Convenient plasmid vectors for construction of chimeric mouse/human antibodies

Abstract

Chimeric antibodies composed of mouse‐derived variable regions and human‐derived constant regions have been developed for clinical use. However, construction of chimeric mouse/human genes in expression vectors is time‐consuming work. In this study, we developed convenient vectors for construction of chimeric mouse/human antibodies. The protocols are as follows: In mouse hybridomas and B cells, most active V_H and V_ϰ genes can be identified as rearranged bands by Southern hybridization of EcoRI‐ and HindIII‐digested DNAs with J_H and J_ϰ probes, respectively, and such fragments can be isolated in λ‐EcoRI and λ‐HindIII vectors, respectively. We constructed two plasmids: pSV2‐HG1gpt contains human C_γ1 and Ecogpt genes, and only one EcoRI site upstream of the C_γ1 gene; pSV2‐HC_ϰneo contains human C_ϰ and neo genes, and only one HindIII site upstream of the C_ϰ gene.

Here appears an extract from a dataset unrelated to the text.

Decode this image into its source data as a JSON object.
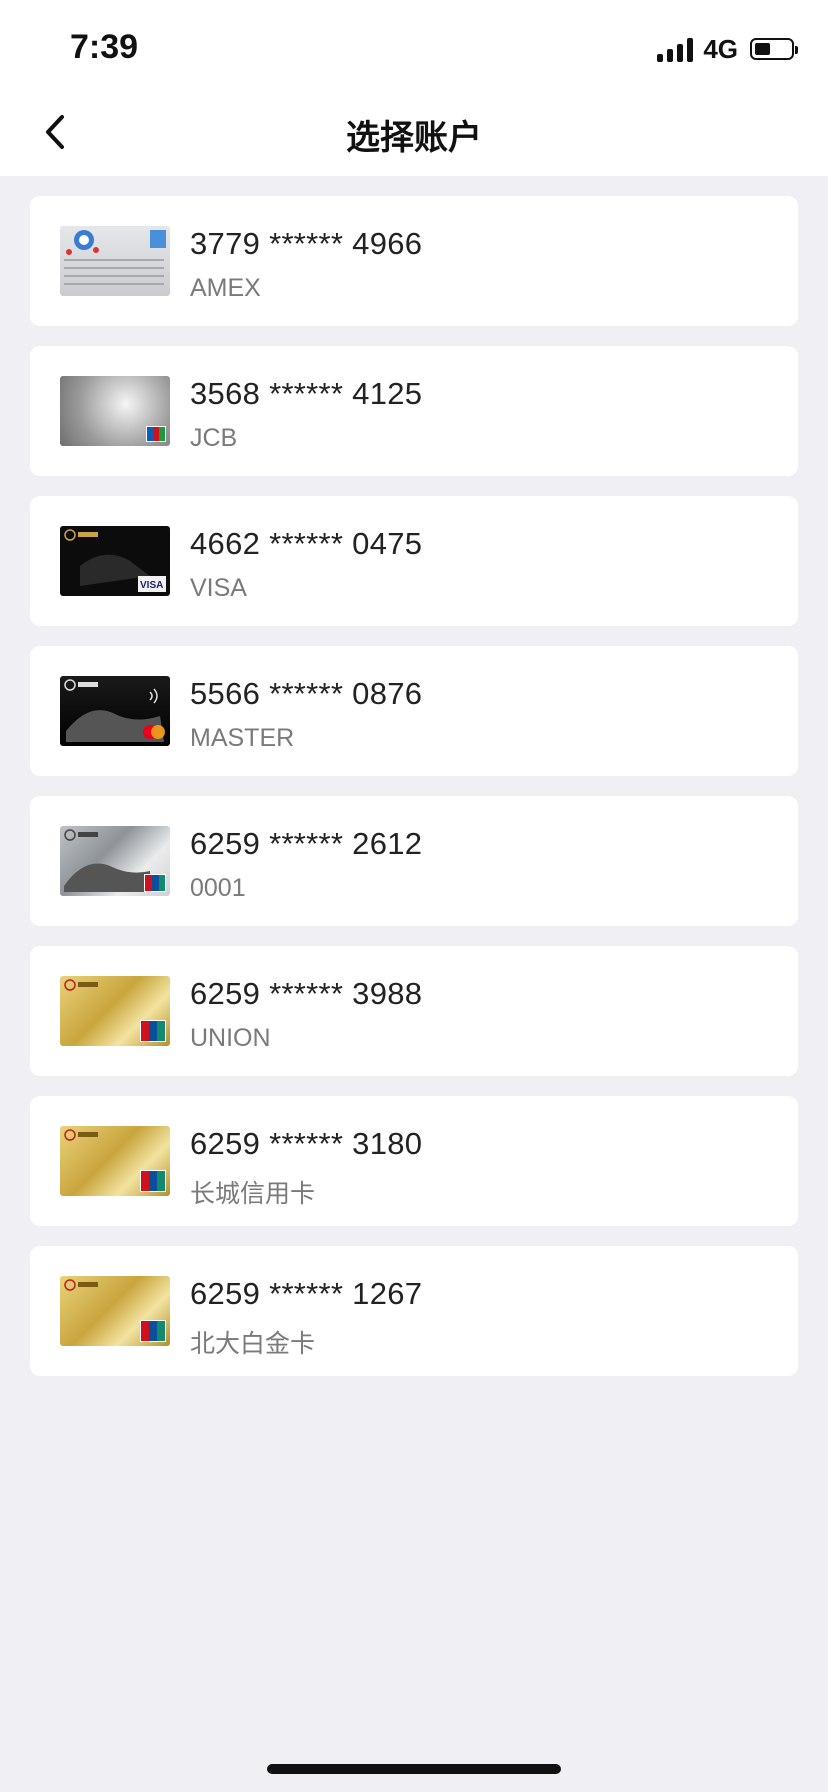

An isolated EcoRI fragment containing a V_HD_HJ_H gene and a HindIII fragment containing a V_ϰJ_ϰ gene are inserted into pSV2‐HG1gpt and pSV2‐HC_ϰneo, respectively. Both resulting plasmid DNAs are co‐transfected into SP2/0 cell, a non‐Ig‐secreting mouse myeloma. Transformants are selected by both mycophenolic acid and G418. With this procedure, it takes only 2 months to obtain chimeric antibodies.